Dorjee plays his namesake protagonist in Pawo, which has won multiple accolades and is highly-rated on IMDB. The film, which is loosely based on Jhampel Yeshi's life, won the Best Narrative Feature Film at the Queens World Film Festival, where Dorjee was nominated for best actor. Pawo was also nominated for Best Feature Film at the Palm Beach Film Festival.

A still from the movie Pawo, which is loosely based on Jhampel Yeshi's life.
A still from the movie Pawo, which is loosely based on Jhampel Yeshi's life.

Since February 2009, a total of 152 Tibetans have immolated themselves and 130 of them have died, with the rest living with grave injuries and handicap. The issue of self-immolation by Tibetans to protest the Chinese rule is a controversial one. Experts say that it is not going to stop anytime soon because the dramatic, ultimate action taken by some Tibetans is seen "in a very positive light" by others in their community.

Dorjee believes that every immolation by a Tibetan has a different message and all these in collective show how desperate the Tibetan people are. He adds that self-immolation is a person's way of communicating to the rest of the world and we should really listen to them before debating on whether it was right or wrong. 

The 28-year-old award-winning star of the internationally-acclaimed film now works in a quaint, wood-and-stone cafe in Dharmshala, India, with his customers unaware of his achievements.

Pawo won the Best Narrative Feature Film at the Queens World Film Festival, where Dorjee was nominated for best actor.
Pawo won the Best Narrative Feature Film at the Queens World Film Festival, where Dorjee was nominated for best actor.

Dorjee blames his lack of popularity on the struggle which independent films go through. The actor adds that his film has not been released worldwide yet, and that has taught him how difficult it is going to be for him in the acting business. But he adds that he has learned a lot about himself through Pawo, mainly because how similar it is to his own life. The actor left Tibet on foot at the age of six and has not seen his mother since. 

He says it has been difficult living with the stamp of a 'Tibetan exile,' but he has struggled to not let his traditions and culture slip away all these years while living in another country.
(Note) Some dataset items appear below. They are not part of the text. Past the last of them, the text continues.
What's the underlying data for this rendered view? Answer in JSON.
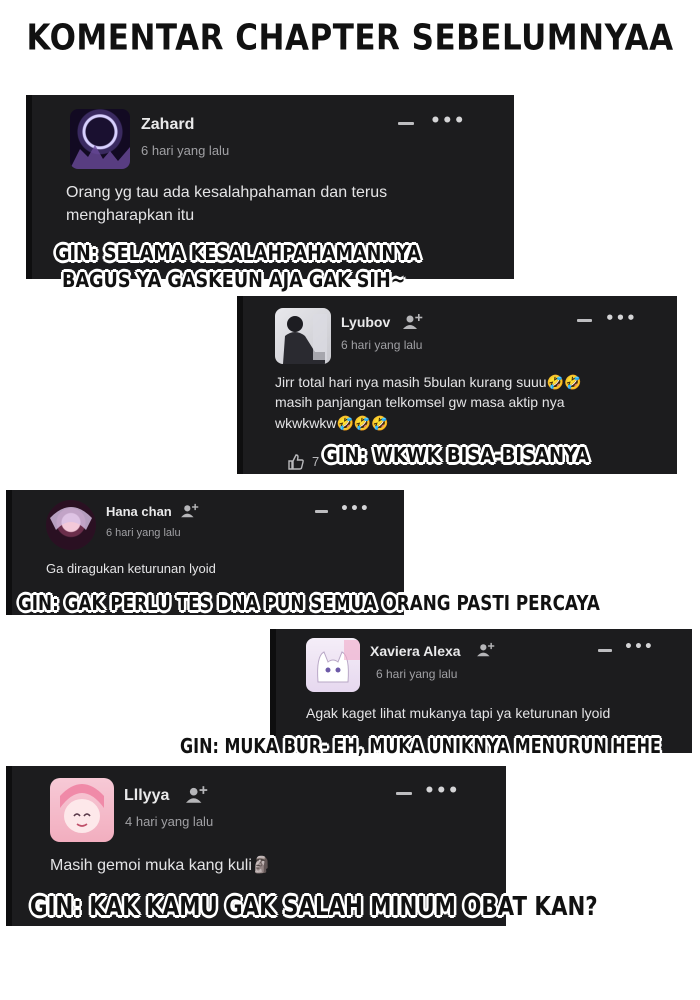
{
  "page": {
    "title": "KOMENTAR CHAPTER SEBELUMNYAA"
  },
  "comments": [
    {
      "username": "Zahard",
      "time": "6 hari yang lalu",
      "text_lines": [
        "Orang yg tau ada kesalahpahaman dan terus",
        "mengharapkan itu"
      ],
      "avatar_icon": "dark-ring-avatar",
      "caption_lines": [
        "GIN: SELAMA KESALAHPAHAMANNYA",
        "BAGUS YA GASKEUN AJA GAK SIH~"
      ]
    },
    {
      "username": "Lyubov",
      "time": "6 hari yang lalu",
      "text_lines": [
        "Jirr total hari nya masih 5bulan kurang suuu🤣🤣",
        "masih panjangan telkomsel gw masa aktip nya",
        "wkwkwkw🤣🤣🤣"
      ],
      "like_count": "7",
      "avatar_icon": "person-sitting-avatar",
      "caption_lines": [
        "GIN: WKWK BISA-BISANYA"
      ]
    },
    {
      "username": "Hana chan",
      "time": "6 hari yang lalu",
      "text_lines": [
        "Ga diragukan keturunan lyoid"
      ],
      "avatar_icon": "anime-girl-avatar",
      "caption_lines": [
        "GIN: GAK PERLU TES DNA PUN SEMUA ORANG PASTI PERCAYA"
      ]
    },
    {
      "username": "Xaviera Alexa",
      "time": "6 hari yang lalu",
      "text_lines": [
        "Agak kaget lihat mukanya tapi ya keturunan lyoid"
      ],
      "avatar_icon": "white-cat-avatar",
      "caption_lines": [
        "GIN: MUKA BUR- EH, MUKA UNIKNYA MENURUN HEHE"
      ]
    },
    {
      "username": "Lllyya",
      "time": "4 hari yang lalu",
      "text_lines": [
        "Masih gemoi muka kang kuli🗿"
      ],
      "avatar_icon": "pink-hair-girl-avatar",
      "caption_lines": [
        "GIN: KAK KAMU GAK SALAH MINUM OBAT KAN?"
      ]
    }
  ],
  "icons": {
    "more": "•••",
    "add_friend": "add-friend-icon",
    "like": "thumbs-up-icon"
  },
  "colors": {
    "card_bg": "#1c1c1e",
    "name": "#e9e9ea",
    "time": "#a0a0a4",
    "caption": "#111111"
  }
}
But he is grateful that he came to India, he adds, as the country's culture is diverse, which made it easy for him to accommodate without many compromises. 

When asked whether he would like to see a mainstream Hollywood movie portraying the Tibetan cause, considering the industry has a huge chunk of Chinese audience, the actor says that the only way the Chinese would see it would be if a Marvel story had a Tibetan character in it. He calls his suggestion a "baby step."